もうすぐ物理的に手が出そうな連中も数人。
「先日は確かにボスの間のすぐそばで反応があったのですが…現在はそれより戻っています。
もしかしたら、迷宮のボスに挑むのには時期尚早ともう少しレベルを上げて挑まれるつもりなのかも。
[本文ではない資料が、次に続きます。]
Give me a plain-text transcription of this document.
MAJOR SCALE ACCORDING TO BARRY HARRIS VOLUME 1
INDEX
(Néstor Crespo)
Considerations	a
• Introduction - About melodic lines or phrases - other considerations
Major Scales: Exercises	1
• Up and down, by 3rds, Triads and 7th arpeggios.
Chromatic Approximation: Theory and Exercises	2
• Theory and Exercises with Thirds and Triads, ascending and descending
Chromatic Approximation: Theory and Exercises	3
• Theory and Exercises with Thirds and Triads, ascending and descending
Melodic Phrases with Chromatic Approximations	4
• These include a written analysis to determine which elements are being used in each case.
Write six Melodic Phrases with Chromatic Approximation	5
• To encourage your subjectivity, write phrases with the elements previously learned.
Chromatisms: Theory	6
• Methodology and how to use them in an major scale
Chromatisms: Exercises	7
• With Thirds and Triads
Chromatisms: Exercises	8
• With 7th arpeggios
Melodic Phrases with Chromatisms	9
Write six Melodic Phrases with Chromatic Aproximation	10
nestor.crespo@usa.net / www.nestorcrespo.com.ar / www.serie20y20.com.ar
目当てのアイテムを探しているとか……」
「そんなっ、困ります」
困りますとか言われてもこっちだって困ります。
ファウスティーナが何故そんな素っ頓狂な行動に出たのかおねーさんは知らない。
(※正解は迷宮ヒッキー生活を満喫するため!!)
「国は大混乱してるんですよ…?」
誰に言うでもなく力なく男が呟く。
知らんがな、っていう話である。
「ファウスティーナ様はっ?!」を合言葉に連日訪れる男たち。
もはや常連と化した男たちにおねーさんをはじめとしたギルド職員や出入りの激しい冒険者たちも徐々に事情を把握しつつあった。
今や落ち目と言われる国を幾つかはさんだある国。
彼らが捜している少女はその国の主要人物で彼らは少女を連れ戻したい。
しかもそれは自主的な家出や何かではなく、男たちの一人が以前「何故皇帝はファウスティーナ様を追放などしたんだっ?!」と現状に憤っているのを耳にしている。
少女の失踪と時期を同じくして傾きだした国。
必死になって連れ戻そうとする男たち。
ここまでくれば推測は簡単だ。
何故、あの冒険者とは無縁に見える少女が明らかに貴人の装いのままギルドを訪れたのか。
契約も通信具も拒絶したのか。
それは自分を追放した国と国の人間から逃れるためだ。
おねーさんの中でファウスティーナは国に利用され、挙句に追い出された悲劇の少女へと美化された。
尚、ギルドに訪れた彼女が全然悲観的でなく、やたらはつらつとしていたことには目を瞑った。
……記憶とは都合よく美化されるものだ。
自分達で追放しといて身勝手に連れ戻そうだなんて……。
冷めた侮蔑の目をしておねーさんは男たちを見やった。